[tfdbg] Add Shape mode to DebugNumericSummaryV2Op.

- The TensorDebugMode added is SHAPE,
  a mode that computes a shape-[10] rank-1 tensor given any float-type tensor.
  The first element is the id of the tensor. The second element is the dtype of the
  tensor, represented by the enumerated type defined in
  tensorflow/core/framework/types.proto. The third and fourth elements are the rank
  and size of the tensor respectively, and finally the fourth to tenth elements
  represent the shape of the tensor. Shorter shapes are right-padded with zero and
  longer shapes have the head truncated.
- The CPU and GPU kernels of the op are added.
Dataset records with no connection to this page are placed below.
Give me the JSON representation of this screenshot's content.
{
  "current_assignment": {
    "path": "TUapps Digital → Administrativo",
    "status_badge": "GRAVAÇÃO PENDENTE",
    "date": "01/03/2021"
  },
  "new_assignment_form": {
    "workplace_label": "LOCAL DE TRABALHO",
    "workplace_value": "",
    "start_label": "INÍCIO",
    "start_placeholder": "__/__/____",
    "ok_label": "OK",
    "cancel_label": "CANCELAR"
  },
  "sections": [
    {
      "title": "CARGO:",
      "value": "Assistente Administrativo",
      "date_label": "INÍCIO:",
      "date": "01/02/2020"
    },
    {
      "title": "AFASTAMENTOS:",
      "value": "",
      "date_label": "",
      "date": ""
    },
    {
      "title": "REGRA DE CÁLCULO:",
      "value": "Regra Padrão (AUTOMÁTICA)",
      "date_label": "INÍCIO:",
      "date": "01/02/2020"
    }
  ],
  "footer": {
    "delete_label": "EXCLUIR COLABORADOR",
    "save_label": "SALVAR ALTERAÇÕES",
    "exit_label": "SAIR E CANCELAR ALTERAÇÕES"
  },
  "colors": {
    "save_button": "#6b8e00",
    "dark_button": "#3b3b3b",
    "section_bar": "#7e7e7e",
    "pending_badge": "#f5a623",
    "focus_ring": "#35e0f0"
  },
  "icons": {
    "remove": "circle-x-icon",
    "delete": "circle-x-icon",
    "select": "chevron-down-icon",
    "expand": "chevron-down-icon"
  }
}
PiperOrigin-RevId: 284243269
Change-Id: I2adc2c68792ee284ac2401bedd816c0ea960f87b
diff --git a/tensorflow/core/kernels/debug_ops.h b/tensorflow/core/kernels/debug_ops.h
index 963b2bb..643dfda 100644
--- a/tensorflow/core/kernels/debug_ops.h
+++ b/tensorflow/core/kernels/debug_ops.h
@@ -514,7 +514,7 @@
     const int64 size = in.size();
     Tensor* output_tensor;
     Tout tensor_id = static_cast<Tout>(tensor_id_);
-    const float num_elem = static_cast<float>(context->input(0).NumElements());
+    const Tout num_elem = static_cast<Tout>(context->input(0).NumElements());
     // Disregard lossy cast if mode is REDUCE_INF_NAN_THREE_SLOTS because
     // that mode does not make use of tensor_id.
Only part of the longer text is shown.